# Map of random variable

• MHB
• mathmari
In summary, the mapping for a random variable is unique if and only if the probability function and the outcome space are given.

#### mathmari

Gold Member
MHB
Hey! :giggle:

What does it mean to give the mapping for a random variable? Do we have to give the outcome space and the probability function? Does it hold that $X: ( \Omega, P)\mapsto \mathbb{R}$ ? :unsure:

mathmari said:
What does it mean to give the mapping for a random variable? Do we have to give the outcome space and the probability function? Does it hold that $X: ( \Omega, P)\mapsto \mathbb{R}$ ?
Hey mathmari!

From the wiki defintion:
A random variable $X$ is a measurable function $X \colon \Omega \to E$ from a set of possible outcomes $\Omega$ to a measurable space $E$.
[...]
The probability that $X$ takes on a value in a measurable set $S\subseteq E$ is written as
$$\operatorname{P}(X \in S) = \operatorname{P}(\{ \omega \in \Omega \mid X(\omega) \in S \})$$

To give a mapping means that we need to characterize that mapping uniquely.

Klaas van Aarsen said:
Hey mathmari!

From the wiki defintion:
A random variable $X$ is a measurable function $X \colon \Omega \to E$ from a set of possible outcomes $\Omega$ to a measurable space $E$.
[...]
The probability that $X$ takes on a value in a measurable set $S\subseteq E$ is written as
$$\operatorname{P}(X \in S) = \operatorname{P}(\{ \omega \in \Omega \mid X(\omega) \in S \})$$

To give a mapping means that we need to characterize that mapping uniquely.

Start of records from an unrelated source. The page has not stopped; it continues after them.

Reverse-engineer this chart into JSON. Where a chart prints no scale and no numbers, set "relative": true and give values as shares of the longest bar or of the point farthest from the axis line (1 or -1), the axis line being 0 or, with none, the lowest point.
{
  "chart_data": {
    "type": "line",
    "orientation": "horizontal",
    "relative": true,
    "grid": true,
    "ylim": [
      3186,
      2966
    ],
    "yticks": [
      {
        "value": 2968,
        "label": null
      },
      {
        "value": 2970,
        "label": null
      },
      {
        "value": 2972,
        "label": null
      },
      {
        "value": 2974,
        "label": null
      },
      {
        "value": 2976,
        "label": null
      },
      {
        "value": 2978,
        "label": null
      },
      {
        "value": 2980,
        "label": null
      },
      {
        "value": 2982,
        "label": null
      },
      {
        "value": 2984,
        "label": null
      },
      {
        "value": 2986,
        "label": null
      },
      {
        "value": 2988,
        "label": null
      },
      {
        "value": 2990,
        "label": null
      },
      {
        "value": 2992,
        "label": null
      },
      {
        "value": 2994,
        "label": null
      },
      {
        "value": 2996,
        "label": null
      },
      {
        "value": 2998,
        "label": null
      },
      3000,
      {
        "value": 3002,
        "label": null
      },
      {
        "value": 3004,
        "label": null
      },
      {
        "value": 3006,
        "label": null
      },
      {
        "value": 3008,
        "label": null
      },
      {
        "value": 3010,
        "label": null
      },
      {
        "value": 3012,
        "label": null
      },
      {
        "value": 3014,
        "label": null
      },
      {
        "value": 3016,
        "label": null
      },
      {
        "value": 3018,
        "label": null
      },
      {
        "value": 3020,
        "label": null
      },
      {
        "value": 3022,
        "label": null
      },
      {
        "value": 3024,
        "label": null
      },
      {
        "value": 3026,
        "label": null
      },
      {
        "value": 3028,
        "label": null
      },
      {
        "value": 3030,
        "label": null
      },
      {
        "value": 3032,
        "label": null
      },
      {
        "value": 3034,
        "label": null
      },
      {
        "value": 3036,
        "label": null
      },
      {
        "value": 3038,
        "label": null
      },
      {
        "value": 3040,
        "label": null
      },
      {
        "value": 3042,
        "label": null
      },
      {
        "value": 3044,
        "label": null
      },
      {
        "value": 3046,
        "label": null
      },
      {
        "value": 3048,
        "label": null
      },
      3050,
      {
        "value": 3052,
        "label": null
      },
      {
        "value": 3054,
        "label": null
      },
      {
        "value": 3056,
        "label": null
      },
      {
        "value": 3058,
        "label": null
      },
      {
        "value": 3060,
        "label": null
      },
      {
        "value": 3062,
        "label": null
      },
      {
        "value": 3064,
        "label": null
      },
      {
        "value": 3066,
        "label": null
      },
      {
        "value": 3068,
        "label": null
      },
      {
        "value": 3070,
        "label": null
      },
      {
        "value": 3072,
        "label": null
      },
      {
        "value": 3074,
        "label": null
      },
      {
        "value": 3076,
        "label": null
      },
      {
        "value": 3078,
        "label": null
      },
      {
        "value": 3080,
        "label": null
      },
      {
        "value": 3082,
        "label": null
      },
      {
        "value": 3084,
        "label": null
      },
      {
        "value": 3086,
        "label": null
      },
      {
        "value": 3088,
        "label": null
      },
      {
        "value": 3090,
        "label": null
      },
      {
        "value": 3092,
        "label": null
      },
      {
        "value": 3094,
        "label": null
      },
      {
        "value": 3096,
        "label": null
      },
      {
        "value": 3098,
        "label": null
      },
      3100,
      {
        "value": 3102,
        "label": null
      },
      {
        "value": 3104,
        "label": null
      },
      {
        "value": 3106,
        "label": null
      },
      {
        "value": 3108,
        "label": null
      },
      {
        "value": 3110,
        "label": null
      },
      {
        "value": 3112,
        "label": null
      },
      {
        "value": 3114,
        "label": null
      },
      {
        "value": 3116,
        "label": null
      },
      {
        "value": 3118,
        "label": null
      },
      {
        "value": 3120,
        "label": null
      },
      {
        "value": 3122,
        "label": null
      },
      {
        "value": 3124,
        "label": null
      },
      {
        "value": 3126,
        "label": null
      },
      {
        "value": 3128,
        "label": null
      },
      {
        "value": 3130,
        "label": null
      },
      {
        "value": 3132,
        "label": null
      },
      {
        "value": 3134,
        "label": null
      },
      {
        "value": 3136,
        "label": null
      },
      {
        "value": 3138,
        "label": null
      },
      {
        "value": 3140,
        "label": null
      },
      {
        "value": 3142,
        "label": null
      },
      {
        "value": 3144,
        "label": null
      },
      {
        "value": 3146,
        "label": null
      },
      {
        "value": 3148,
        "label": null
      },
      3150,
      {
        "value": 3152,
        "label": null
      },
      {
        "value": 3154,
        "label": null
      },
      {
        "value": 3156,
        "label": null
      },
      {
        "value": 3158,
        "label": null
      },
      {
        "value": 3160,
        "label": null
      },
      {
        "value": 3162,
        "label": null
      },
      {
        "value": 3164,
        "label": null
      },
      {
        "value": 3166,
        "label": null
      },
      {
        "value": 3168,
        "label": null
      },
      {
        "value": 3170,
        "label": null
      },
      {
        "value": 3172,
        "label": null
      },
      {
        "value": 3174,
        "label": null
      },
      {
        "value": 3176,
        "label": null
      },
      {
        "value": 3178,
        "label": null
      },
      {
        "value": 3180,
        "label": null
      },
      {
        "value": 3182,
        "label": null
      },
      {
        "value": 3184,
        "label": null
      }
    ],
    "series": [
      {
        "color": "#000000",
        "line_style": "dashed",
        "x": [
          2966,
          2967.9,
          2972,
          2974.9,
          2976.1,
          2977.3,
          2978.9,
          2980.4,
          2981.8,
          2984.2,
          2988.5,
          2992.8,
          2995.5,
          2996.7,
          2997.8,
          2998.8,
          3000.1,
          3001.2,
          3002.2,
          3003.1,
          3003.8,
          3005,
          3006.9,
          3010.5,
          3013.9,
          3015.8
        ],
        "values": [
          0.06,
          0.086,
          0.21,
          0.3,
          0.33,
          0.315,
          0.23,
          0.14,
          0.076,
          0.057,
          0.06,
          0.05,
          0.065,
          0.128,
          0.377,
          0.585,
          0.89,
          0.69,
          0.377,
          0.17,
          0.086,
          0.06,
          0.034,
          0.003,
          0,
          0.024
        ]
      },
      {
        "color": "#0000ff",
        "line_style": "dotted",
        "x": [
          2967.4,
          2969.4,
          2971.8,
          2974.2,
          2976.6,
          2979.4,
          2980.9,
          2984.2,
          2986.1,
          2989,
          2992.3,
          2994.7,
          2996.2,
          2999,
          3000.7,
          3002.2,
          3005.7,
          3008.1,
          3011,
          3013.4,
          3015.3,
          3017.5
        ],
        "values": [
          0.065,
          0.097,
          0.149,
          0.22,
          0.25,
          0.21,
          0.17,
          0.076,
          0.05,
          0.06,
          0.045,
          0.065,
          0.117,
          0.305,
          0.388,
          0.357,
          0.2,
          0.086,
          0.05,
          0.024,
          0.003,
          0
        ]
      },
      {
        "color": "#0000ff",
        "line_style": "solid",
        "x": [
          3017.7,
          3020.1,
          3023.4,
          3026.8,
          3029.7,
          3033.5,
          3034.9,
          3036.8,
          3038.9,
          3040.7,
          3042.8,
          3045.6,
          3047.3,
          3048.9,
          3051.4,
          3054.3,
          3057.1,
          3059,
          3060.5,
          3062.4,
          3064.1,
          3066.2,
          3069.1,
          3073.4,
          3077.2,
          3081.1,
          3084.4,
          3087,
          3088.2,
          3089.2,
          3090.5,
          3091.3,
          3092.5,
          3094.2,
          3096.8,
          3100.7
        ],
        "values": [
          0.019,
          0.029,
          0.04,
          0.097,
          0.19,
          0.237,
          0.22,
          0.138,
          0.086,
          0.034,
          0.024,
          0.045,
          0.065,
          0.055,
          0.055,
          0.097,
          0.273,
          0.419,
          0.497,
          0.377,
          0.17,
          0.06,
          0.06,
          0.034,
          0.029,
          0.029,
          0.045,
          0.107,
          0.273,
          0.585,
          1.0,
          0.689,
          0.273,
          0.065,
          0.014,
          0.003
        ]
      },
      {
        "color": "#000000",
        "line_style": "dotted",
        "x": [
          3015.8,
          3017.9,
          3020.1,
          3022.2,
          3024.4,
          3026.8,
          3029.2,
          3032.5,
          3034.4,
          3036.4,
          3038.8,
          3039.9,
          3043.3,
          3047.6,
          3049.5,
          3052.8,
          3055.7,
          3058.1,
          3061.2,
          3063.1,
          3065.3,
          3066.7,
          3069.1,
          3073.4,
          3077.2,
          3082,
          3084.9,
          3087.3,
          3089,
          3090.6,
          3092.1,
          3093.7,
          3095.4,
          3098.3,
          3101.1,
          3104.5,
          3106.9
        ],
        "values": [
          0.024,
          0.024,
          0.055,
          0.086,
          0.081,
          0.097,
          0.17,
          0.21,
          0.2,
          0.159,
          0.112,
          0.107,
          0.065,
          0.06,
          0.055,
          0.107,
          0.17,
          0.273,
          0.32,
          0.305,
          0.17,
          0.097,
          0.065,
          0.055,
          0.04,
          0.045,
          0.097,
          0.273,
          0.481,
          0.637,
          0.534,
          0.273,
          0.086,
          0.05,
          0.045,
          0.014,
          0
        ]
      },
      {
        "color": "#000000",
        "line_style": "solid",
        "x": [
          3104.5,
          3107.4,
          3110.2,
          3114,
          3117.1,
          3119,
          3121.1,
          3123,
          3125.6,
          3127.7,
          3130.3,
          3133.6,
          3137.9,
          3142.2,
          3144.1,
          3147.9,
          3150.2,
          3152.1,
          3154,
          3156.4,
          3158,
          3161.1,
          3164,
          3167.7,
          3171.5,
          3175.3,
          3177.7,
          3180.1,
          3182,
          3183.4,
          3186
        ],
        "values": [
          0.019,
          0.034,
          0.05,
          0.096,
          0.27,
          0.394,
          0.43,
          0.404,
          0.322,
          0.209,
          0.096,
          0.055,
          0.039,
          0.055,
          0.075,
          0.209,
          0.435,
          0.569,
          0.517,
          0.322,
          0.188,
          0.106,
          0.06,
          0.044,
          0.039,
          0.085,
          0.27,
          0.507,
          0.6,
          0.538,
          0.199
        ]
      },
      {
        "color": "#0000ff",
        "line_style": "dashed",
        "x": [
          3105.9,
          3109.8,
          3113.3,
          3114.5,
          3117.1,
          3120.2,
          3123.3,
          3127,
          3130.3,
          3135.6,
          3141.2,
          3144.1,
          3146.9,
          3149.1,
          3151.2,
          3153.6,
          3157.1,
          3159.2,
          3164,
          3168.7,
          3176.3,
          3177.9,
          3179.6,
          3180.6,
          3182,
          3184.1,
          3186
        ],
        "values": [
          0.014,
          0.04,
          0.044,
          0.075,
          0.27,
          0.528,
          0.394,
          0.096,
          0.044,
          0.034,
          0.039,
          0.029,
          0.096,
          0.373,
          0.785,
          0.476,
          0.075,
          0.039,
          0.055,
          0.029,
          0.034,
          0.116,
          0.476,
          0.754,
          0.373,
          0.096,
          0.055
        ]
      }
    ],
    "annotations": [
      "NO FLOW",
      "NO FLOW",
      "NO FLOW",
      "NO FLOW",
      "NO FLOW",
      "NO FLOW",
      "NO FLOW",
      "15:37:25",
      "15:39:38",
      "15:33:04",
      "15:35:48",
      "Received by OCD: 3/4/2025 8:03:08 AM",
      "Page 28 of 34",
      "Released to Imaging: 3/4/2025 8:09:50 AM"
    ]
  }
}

The exercise statement is :

An urn 1 contains 2 red and 8 white balls. An urn 2 contains 4 red and 6 white balls. A ball is drawn from each urn.

(a) Give a suitable probability space.

(b) Tim receives 1 Euro if the ball from urn 1 is red. Lena receives 1 euro if the Ball from urn 2 is white. Give the mapping rule for a random variable X that describes the profit of Tim, and a random variable Y, which describes Lena's profit. Find the joint distribution of X and Y. Are X and Y independent?

At (a) I have found the outcome space $\Omega =\{ (R,R), (R,W), (W,R),(W,W)\}$ and the probabilities \begin{align*}&p((R,R))=\frac{2}{10}\cdot \frac{4}{10}=\frac{2}{25} \\ &p((R,W))=\frac{2}{10}\cdot \frac{6}{10}=\frac{3}{25} \\ &p((W,R))=\frac{8}{10}\cdot \frac{4}{10}=\frac{8}{25} \\ &p((W,W))=\frac{8}{10}\cdot \frac{6}{10}=\frac{12}{25}\end{align*}

At (b) we have \begin{align*}&X(R,R)=1 \\ &X(R,W)= 1\\ &X(W,R)=0 \\ &X(W,W)=0\end{align*} and so \begin{align*}&P(X=1)=P(R,R)+P(R,W)=\frac 2{25}+\frac 3{25}=\frac 15 \\ &P(X=0)=P(W,R)+P(W,W)=\frac{8}{25}+\frac{12}{25}=\frac{4}{5}\end{align*} So is the map that we are looking for the $X$, the $P$ or both of them or something completely else? :unsure:

The map of the random variable $X: \Omega \to \text{Euros}$ is given by what you've already found:
\begin{align*}&X(R,R)=€ 1 \\ &X(R,W)= € 1\\ &X(W,R)=€ 0 \\ &X(W,W)=€ 0\end{align*}
This fully identifies the mapping of $X$. (Nod)

The probability map is a different map that needs to be identified separately.

Klaas van Aarsen said:
The map of the random variable $X: \Omega \to \text{Euros}$ is given by what you've already found:
\begin{align*}&X(R,R)=€ 1 \\ &X(R,W)= € 1\\ &X(W,R)=€ 0 \\ &X(W,W)=€ 0\end{align*}
This fully identifies the mapping of $X$. (Nod)

The probability map is a different map that needs to be identified separately.

Ahh ok! Thank you for the clarification!